Medida torna obrigatória a suspensão do porte e da posse de armas
A Câmara dos Deputados deu mais um passo no enfrentamento à violência doméstica. A Comissão de Segurança Pública aprovou projeto que proíbe pessoas sob medidas protetivas, fundamentadas na Lei Maria da Penha, de possuir, portar ou adquirir armas de fogo e munições.
O texto aprovado é um substitutivo do relator, deputado Aluisio Mendes (Republicanos-MA), ao Projeto de Lei 3874/23. Pela nova redação, a suspensão do direito às armas passa a ser automática sempre que o juiz conceder medida protetiva de urgência. A restrição valerá desde a decisão judicial até eventual revogação ou conclusão do processo criminal.
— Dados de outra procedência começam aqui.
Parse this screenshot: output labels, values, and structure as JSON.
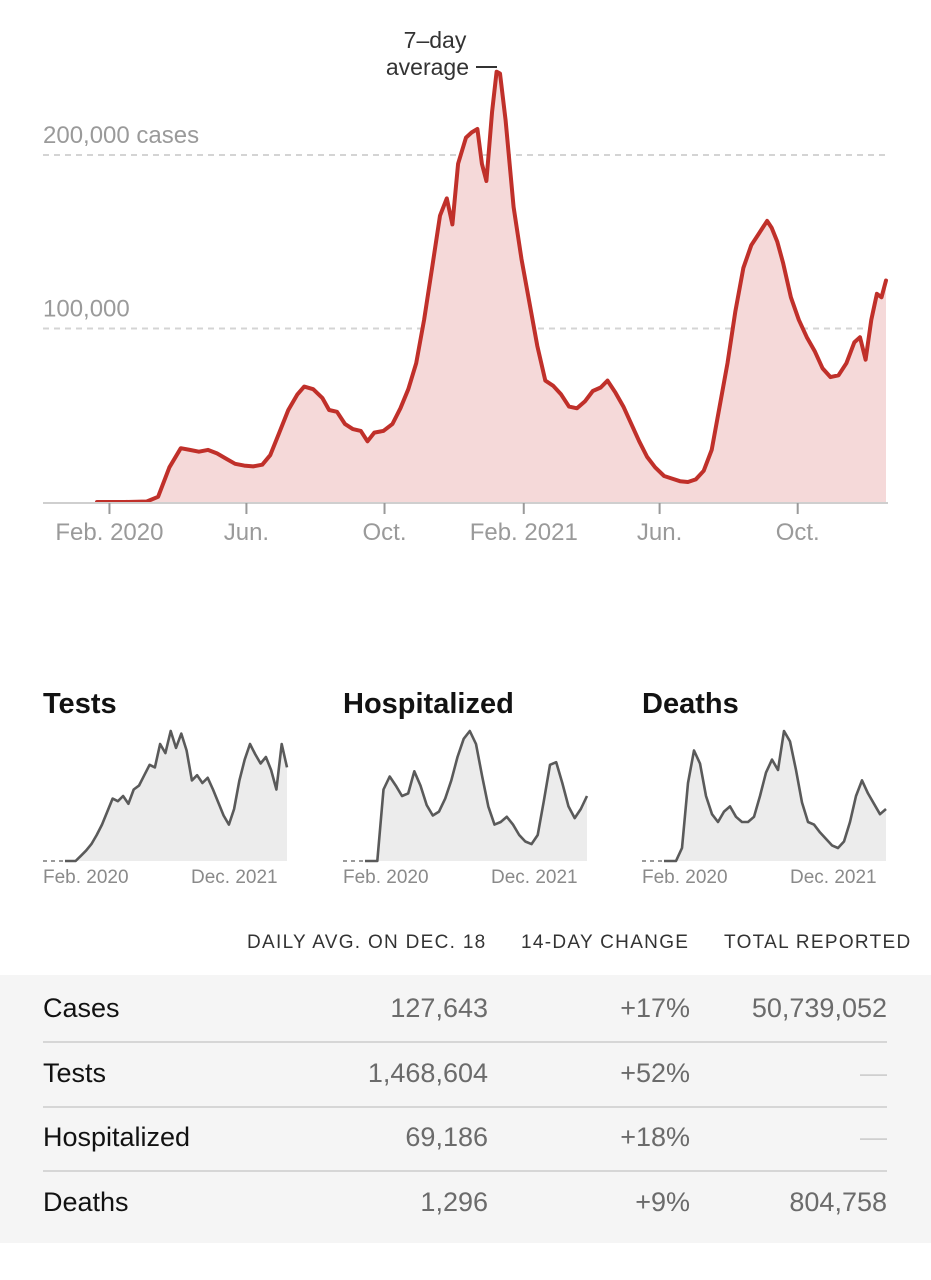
{
  "colors": {
    "cases_line": "#c0302a",
    "cases_fill": "#f5d9d9",
    "small_line": "#5a5a5a",
    "small_fill": "#ececec",
    "table_bg": "#f5f5f5",
    "axis_label": "#9a9a9a"
  },
  "chart_data": [
    {
      "type": "area",
      "title": "",
      "xlabel": "",
      "ylabel": "",
      "ylim": [
        0,
        250000
      ],
      "y_ticks": [
        {
          "value": 200000,
          "label": "200,000 cases"
        },
        {
          "value": 100000,
          "label": "100,000"
        }
      ],
      "x_ticks": [
        {
          "date": "2020-02-01",
          "label": "Feb. 2020"
        },
        {
          "date": "2020-06-01",
          "label": "Jun."
        },
        {
          "date": "2020-10-01",
          "label": "Oct."
        },
        {
          "date": "2021-02-01",
          "label": "Feb. 2021"
        },
        {
          "date": "2021-06-01",
          "label": "Jun."
        },
        {
          "date": "2021-10-01",
          "label": "Oct."
        }
      ],
      "annotation": {
        "line1": "7–day",
        "line2": "average",
        "date": "2021-01-11"
      },
      "grid": true,
      "x_range": [
        "2020-01-21",
        "2021-12-18"
      ],
      "series": [
        {
          "name": "7-day average",
          "points": [
            [
              "2020-01-21",
              0
            ],
            [
              "2020-02-15",
              0
            ],
            [
              "2020-03-05",
              300
            ],
            [
              "2020-03-15",
              3000
            ],
            [
              "2020-03-25",
              20000
            ],
            [
              "2020-04-04",
              31000
            ],
            [
              "2020-04-12",
              30000
            ],
            [
              "2020-04-20",
              29000
            ],
            [
              "2020-04-28",
              30000
            ],
            [
              "2020-05-06",
              28000
            ],
            [
              "2020-05-14",
              25000
            ],
            [
              "2020-05-22",
              22000
            ],
            [
              "2020-05-30",
              21000
            ],
            [
              "2020-06-07",
              20500
            ],
            [
              "2020-06-15",
              21500
            ],
            [
              "2020-06-22",
              27000
            ],
            [
              "2020-06-30",
              40000
            ],
            [
              "2020-07-08",
              53000
            ],
            [
              "2020-07-16",
              62000
            ],
            [
              "2020-07-22",
              66500
            ],
            [
              "2020-07-30",
              65000
            ],
            [
              "2020-08-07",
              60000
            ],
            [
              "2020-08-13",
              53000
            ],
            [
              "2020-08-20",
              52000
            ],
            [
              "2020-08-27",
              45000
            ],
            [
              "2020-09-03",
              42000
            ],
            [
              "2020-09-10",
              41000
            ],
            [
              "2020-09-16",
              35000
            ],
            [
              "2020-09-22",
              40000
            ],
            [
              "2020-09-30",
              41000
            ],
            [
              "2020-10-08",
              45000
            ],
            [
              "2020-10-15",
              54000
            ],
            [
              "2020-10-22",
              65000
            ],
            [
              "2020-10-29",
              80000
            ],
            [
              "2020-11-05",
              105000
            ],
            [
              "2020-11-12",
              135000
            ],
            [
              "2020-11-19",
              165000
            ],
            [
              "2020-11-25",
              175000
            ],
            [
              "2020-11-30",
              160000
            ],
            [
              "2020-12-05",
              195000
            ],
            [
              "2020-12-12",
              210000
            ],
            [
              "2020-12-17",
              213000
            ],
            [
              "2020-12-22",
              215000
            ],
            [
              "2020-12-26",
              195000
            ],
            [
              "2020-12-30",
              185000
            ],
            [
              "2021-01-04",
              225000
            ],
            [
              "2021-01-08",
              248000
            ],
            [
              "2021-01-11",
              247000
            ],
            [
              "2021-01-16",
              220000
            ],
            [
              "2021-01-23",
              170000
            ],
            [
              "2021-01-30",
              140000
            ],
            [
              "2021-02-06",
              115000
            ],
            [
              "2021-02-13",
              90000
            ],
            [
              "2021-02-20",
              70000
            ],
            [
              "2021-02-27",
              67000
            ],
            [
              "2021-03-06",
              62000
            ],
            [
              "2021-03-13",
              55000
            ],
            [
              "2021-03-20",
              54000
            ],
            [
              "2021-03-27",
              58000
            ],
            [
              "2021-04-03",
              64000
            ],
            [
              "2021-04-10",
              66000
            ],
            [
              "2021-04-16",
              70000
            ],
            [
              "2021-04-23",
              63000
            ],
            [
              "2021-04-30",
              55000
            ],
            [
              "2021-05-07",
              45000
            ],
            [
              "2021-05-14",
              35000
            ],
            [
              "2021-05-21",
              26000
            ],
            [
              "2021-05-28",
              20000
            ],
            [
              "2021-06-05",
              15000
            ],
            [
              "2021-06-12",
              13500
            ],
            [
              "2021-06-19",
              12000
            ],
            [
              "2021-06-26",
              11500
            ],
            [
              "2021-07-03",
              13000
            ],
            [
              "2021-07-10",
              18000
            ],
            [
              "2021-07-17",
              30000
            ],
            [
              "2021-07-24",
              55000
            ],
            [
              "2021-07-31",
              80000
            ],
            [
              "2021-08-07",
              110000
            ],
            [
              "2021-08-14",
              135000
            ],
            [
              "2021-08-21",
              148000
            ],
            [
              "2021-08-28",
              155000
            ],
            [
              "2021-09-04",
              162000
            ],
            [
              "2021-09-08",
              158000
            ],
            [
              "2021-09-13",
              150000
            ],
            [
              "2021-09-18",
              138000
            ],
            [
              "2021-09-25",
              118000
            ],
            [
              "2021-10-02",
              105000
            ],
            [
              "2021-10-09",
              95000
            ],
            [
              "2021-10-16",
              87000
            ],
            [
              "2021-10-23",
              77000
            ],
            [
              "2021-10-30",
              72000
            ],
            [
              "2021-11-06",
              73000
            ],
            [
              "2021-11-13",
              80000
            ],
            [
              "2021-11-20",
              92000
            ],
            [
              "2021-11-25",
              95000
            ],
            [
              "2021-11-30",
              82000
            ],
            [
              "2021-12-05",
              105000
            ],
            [
              "2021-12-10",
              120000
            ],
            [
              "2021-12-14",
              118000
            ],
            [
              "2021-12-18",
              127643
            ]
          ]
        }
      ]
    },
    {
      "type": "area",
      "title": "Tests",
      "x_ticks": [
        "Feb. 2020",
        "Dec. 2021"
      ],
      "series": [
        {
          "values": [
            0,
            0,
            0,
            0.04,
            0.08,
            0.13,
            0.2,
            0.28,
            0.38,
            0.48,
            0.46,
            0.5,
            0.44,
            0.55,
            0.58,
            0.66,
            0.74,
            0.72,
            0.9,
            0.83,
            1.0,
            0.87,
            0.98,
            0.85,
            0.62,
            0.66,
            0.6,
            0.64,
            0.55,
            0.45,
            0.35,
            0.28,
            0.4,
            0.62,
            0.78,
            0.9,
            0.82,
            0.75,
            0.8,
            0.7,
            0.55,
            0.9,
            0.72
          ]
        }
      ]
    },
    {
      "type": "area",
      "title": "Hospitalized",
      "x_ticks": [
        "Feb. 2020",
        "Dec. 2021"
      ],
      "series": [
        {
          "values": [
            0,
            0,
            0,
            0.55,
            0.65,
            0.58,
            0.5,
            0.52,
            0.69,
            0.58,
            0.43,
            0.35,
            0.38,
            0.48,
            0.62,
            0.8,
            0.94,
            1.0,
            0.9,
            0.65,
            0.42,
            0.28,
            0.3,
            0.34,
            0.28,
            0.2,
            0.15,
            0.13,
            0.2,
            0.46,
            0.74,
            0.76,
            0.6,
            0.42,
            0.33,
            0.4,
            0.5
          ]
        }
      ]
    },
    {
      "type": "area",
      "title": "Deaths",
      "x_ticks": [
        "Feb. 2020",
        "Dec. 2021"
      ],
      "series": [
        {
          "values": [
            0,
            0,
            0,
            0.1,
            0.6,
            0.85,
            0.75,
            0.5,
            0.36,
            0.3,
            0.38,
            0.42,
            0.34,
            0.3,
            0.3,
            0.34,
            0.5,
            0.68,
            0.78,
            0.7,
            1.0,
            0.92,
            0.7,
            0.45,
            0.3,
            0.28,
            0.22,
            0.17,
            0.12,
            0.1,
            0.15,
            0.3,
            0.5,
            0.62,
            0.52,
            0.44,
            0.36,
            0.4
          ]
        }
      ]
    }
  ],
  "small_charts": [
    {
      "title": "Tests",
      "x_start": "Feb. 2020",
      "x_end": "Dec. 2021"
    },
    {
      "title": "Hospitalized",
      "x_start": "Feb. 2020",
      "x_end": "Dec. 2021"
    },
    {
      "title": "Deaths",
      "x_start": "Feb. 2020",
      "x_end": "Dec. 2021"
    }
  ],
  "stats": {
    "headers": {
      "daily_avg": "DAILY AVG. ON DEC. 18",
      "change": "14-DAY CHANGE",
      "total": "TOTAL REPORTED"
    },
    "rows": [
      {
        "name": "Cases",
        "daily_avg": "127,643",
        "change": "+17%",
        "total": "50,739,052"
      },
      {
        "name": "Tests",
        "daily_avg": "1,468,604",
        "change": "+52%",
        "total": "—"
      },
      {
        "name": "Hospitalized",
        "daily_avg": "69,186",
        "change": "+18%",
        "total": "—"
      },
      {
        "name": "Deaths",
        "daily_avg": "1,296",
        "change": "+9%",
        "total": "804,758"
      }
    ]
  }
}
O projeto também altera o Estatuto do Desarmamento, exigindo certidão negativa de medidas protetivas para quem desejar adquirir ou portar arma no país. O juiz deverá comunicar a decisão ao Exército Brasileiro, à Polícia Federal e a empresas de segurança, quando for o caso.
Risco ampliado
Segundo Aluisio Mendes, a presença de armas em cenários de violência doméstica eleva drasticamente o risco de morte. Para o parlamentar, impedir o acesso legal ao armamento no momento da concessão da medida protetiva garante resposta rápida do Estado e reduz a letalidade de possíveis ataques.
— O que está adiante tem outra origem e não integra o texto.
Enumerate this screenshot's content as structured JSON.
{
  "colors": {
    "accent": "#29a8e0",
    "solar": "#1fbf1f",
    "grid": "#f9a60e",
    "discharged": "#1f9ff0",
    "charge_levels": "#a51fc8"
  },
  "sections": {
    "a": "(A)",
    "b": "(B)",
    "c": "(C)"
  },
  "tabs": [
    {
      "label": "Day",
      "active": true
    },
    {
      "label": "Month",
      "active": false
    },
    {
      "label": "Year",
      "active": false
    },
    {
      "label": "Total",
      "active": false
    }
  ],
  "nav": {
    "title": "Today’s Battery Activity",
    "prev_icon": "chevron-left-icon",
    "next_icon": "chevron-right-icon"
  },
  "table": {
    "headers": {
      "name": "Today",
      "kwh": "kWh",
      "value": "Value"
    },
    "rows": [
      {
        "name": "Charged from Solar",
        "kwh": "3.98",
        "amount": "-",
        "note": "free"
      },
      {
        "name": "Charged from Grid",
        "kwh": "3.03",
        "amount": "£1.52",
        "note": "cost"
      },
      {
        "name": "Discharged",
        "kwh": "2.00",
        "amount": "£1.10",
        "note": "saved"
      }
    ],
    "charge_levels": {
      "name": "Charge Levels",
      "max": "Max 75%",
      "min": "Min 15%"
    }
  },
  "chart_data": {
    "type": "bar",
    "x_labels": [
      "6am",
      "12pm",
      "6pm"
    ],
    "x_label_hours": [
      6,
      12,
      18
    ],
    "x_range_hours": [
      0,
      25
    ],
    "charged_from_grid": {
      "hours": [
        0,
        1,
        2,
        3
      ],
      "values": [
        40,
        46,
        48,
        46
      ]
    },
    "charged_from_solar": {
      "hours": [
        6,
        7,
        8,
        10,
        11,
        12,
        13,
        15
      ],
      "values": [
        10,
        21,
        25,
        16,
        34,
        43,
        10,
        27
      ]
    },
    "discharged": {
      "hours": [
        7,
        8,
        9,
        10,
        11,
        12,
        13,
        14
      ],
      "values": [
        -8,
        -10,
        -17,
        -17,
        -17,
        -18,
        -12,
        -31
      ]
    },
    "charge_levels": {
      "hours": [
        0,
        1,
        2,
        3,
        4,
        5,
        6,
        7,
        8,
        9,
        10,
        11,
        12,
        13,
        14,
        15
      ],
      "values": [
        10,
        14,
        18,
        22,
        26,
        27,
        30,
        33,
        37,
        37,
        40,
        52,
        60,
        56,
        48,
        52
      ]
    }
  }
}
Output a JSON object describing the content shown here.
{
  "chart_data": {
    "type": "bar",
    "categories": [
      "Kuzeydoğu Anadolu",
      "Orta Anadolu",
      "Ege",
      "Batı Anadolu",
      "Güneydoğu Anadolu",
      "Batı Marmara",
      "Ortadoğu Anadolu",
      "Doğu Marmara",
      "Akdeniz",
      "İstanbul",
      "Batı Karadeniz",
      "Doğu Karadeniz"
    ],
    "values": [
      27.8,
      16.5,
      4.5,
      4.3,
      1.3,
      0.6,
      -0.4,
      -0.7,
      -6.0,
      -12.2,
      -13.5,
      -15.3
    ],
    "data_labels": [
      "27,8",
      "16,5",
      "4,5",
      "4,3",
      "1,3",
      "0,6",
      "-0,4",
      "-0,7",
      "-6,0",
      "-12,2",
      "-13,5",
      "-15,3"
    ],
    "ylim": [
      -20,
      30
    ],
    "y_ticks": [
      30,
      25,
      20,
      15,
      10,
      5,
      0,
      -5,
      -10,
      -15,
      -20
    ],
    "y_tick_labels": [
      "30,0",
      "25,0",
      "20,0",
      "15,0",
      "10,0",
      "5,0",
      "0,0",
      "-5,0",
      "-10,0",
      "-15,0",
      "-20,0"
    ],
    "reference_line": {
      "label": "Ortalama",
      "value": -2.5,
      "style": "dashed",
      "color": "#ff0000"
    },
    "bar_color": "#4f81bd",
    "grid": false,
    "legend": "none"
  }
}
A proposta já foi aprovada também pela Comissão de Defesa dos Direitos da Mulher.
Tramitação final
O texto seguirá para análise da Comissão de Constituição e Justiça e de Cidadania. Como tramita em regime de urgência, poderá ser votado diretamente pelo Plenário.
Para se tornar lei, a matéria ainda precisa ser aprovada pela Câmara e pelo Senado.